You’ll see an example configuration above. These settings might make sense for a community for adults, where explicit language does not need to be moderated, but toxic speech and spam messages do. In this example the flag threshold for toxic speech (.65) is lower than spam threshold (.75) so the moderator wants to be more aggressive in flagging potential toxic speech for review than spam. Both spam and toxic thresholds are set to the same score (.95) meaning they want to block messages for either category at the same point, when the model is 95% confident that the message is spam/toxic Explicit content is set to never flag, and never block messages in this example.   

Testing and Calibration


To begin to understand how the AI model scores messages, there is a “Test Messages” button in the top right corner of the AI moderation settings panel (on the Channel Type settings screen). Clicking this button will open a modal window, where you can enter as many test messages as you would like, and see what scores the AI model gives the message against each of the categories. The responses are also color coded to show how those messages would be handled with your currently configured thresholds. 

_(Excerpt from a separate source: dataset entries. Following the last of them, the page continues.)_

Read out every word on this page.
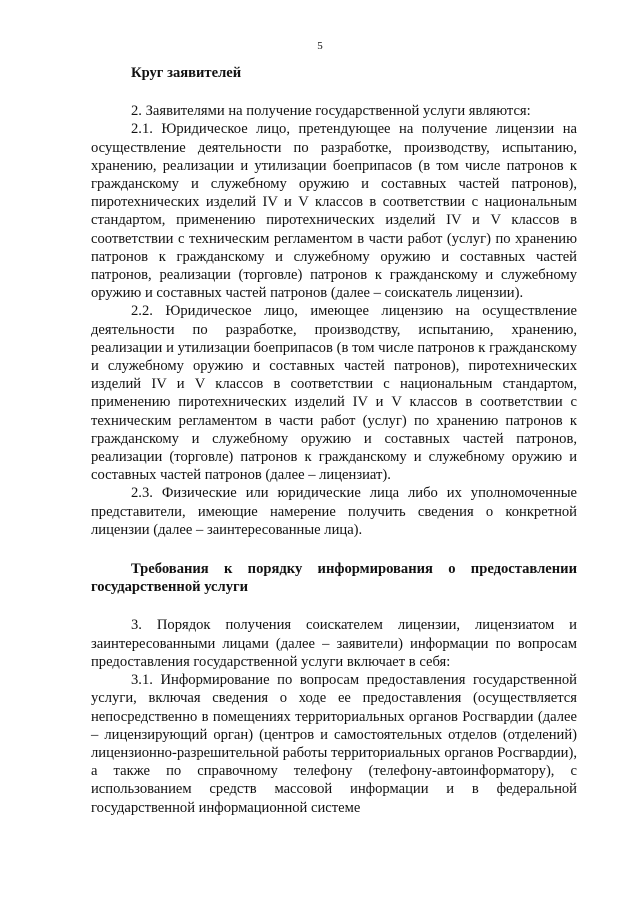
5

Круг заявителей

2. Заявителями на получение государственной услуги являются:

2.1. Юридическое лицо, претендующее на получение лицензии на осуществление деятельности по разработке, производству, испытанию, хранению, реализации и утилизации боеприпасов (в том числе патронов к гражданскому и служебному оружию и составных частей патронов), пиротехнических изделий IV и V классов в соответствии с национальным стандартом, применению пиротехнических изделий IV и V классов в соответствии с техническим регламентом в части работ (услуг) по хранению патронов к гражданскому и служебному оружию и составных частей патронов, реализации (торговле) патронов к гражданскому и служебному оружию и составных частей патронов (далее – соискатель лицензии).

2.2. Юридическое лицо, имеющее лицензию на осуществление деятельности по разработке, производству, испытанию, хранению, реализации и утилизации боеприпасов (в том числе патронов к гражданскому и служебному оружию и составных частей патронов), пиротехнических изделий IV и V классов в соответствии с национальным стандартом, применению пиротехнических изделий IV и V классов в соответствии с техническим регламентом в части работ (услуг) по хранению патронов к гражданскому и служебному оружию и составных частей патронов, реализации (торговле) патронов к гражданскому и служебному оружию и составных частей патронов (далее – лицензиат).

2.3. Физические или юридические лица либо их уполномоченные представители, имеющие намерение получить сведения о конкретной лицензии (далее – заинтересованные лица).

Требования к порядку информирования о предоставлении государственной услуги

3. Порядок получения соискателем лицензии, лицензиатом и заинтересованными лицами (далее – заявители) информации по вопросам предоставления государственной услуги включает в себя:

3.1. Информирование по вопросам предоставления государственной услуги, включая сведения о ходе ее предоставления (осуществляется непосредственно в помещениях территориальных органов Росгвардии (далее – лицензирующий орган) (центров и самостоятельных отделов (отделений) лицензионно-разрешительной работы территориальных органов Росгвардии), а также по справочному телефону (телефону-автоинформатору), с использованием средств массовой информации и в федеральной государственной информационной системе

As in the example above, it’s not uncommon for messages to score highly in multiple categories. As in the lewd message example above, not only is there explicit language, but it is phrased as an attack on someone or something, and thus has a high toxic score as well. (Technically speaking, this system is a `Multi-label classifier` not a `Multi-class classifier`)

It also may be useful to note here, that this AI moderation system is based on a deep learning algorithm, meaning, there are not clear heuristics deciding how messages are scored, but rather a relational network of information mapping training data into a complex “brain” that generates confidence scores for new messages based on the messages it has been trained on. 

A complex amalgamation of a lot of data points. More specifically, for the curious reader, that looks like this: 

  1. We use a pre-trained open source multi-lingual DistilBERT model, trained on billions of Wikipedia pages in 104 languages.

  2. We then selected 16 public datasets containing millions of examples of hate speech, spam and toxic text.

  3. We added a classification layer to DistilBERT model for learning how to classify a message as spam, toxic and explicit.

Additional Moderation Rules


Moderators and Admins are automatically exempted from all AI moderation and Blocklist flagging/blocking. 

Messages sent from server-side SDKs are exempted from all AI moderation. 



AI moderation is a powerful tool that helps to flag offensive content and lets a small team of moderators be more productive than they would be on their own. However, offensive content is contextual and changes. While we have tried to create as inclusive and comprehensive a base list as possible, we're not the ultimate authority on objectionable content.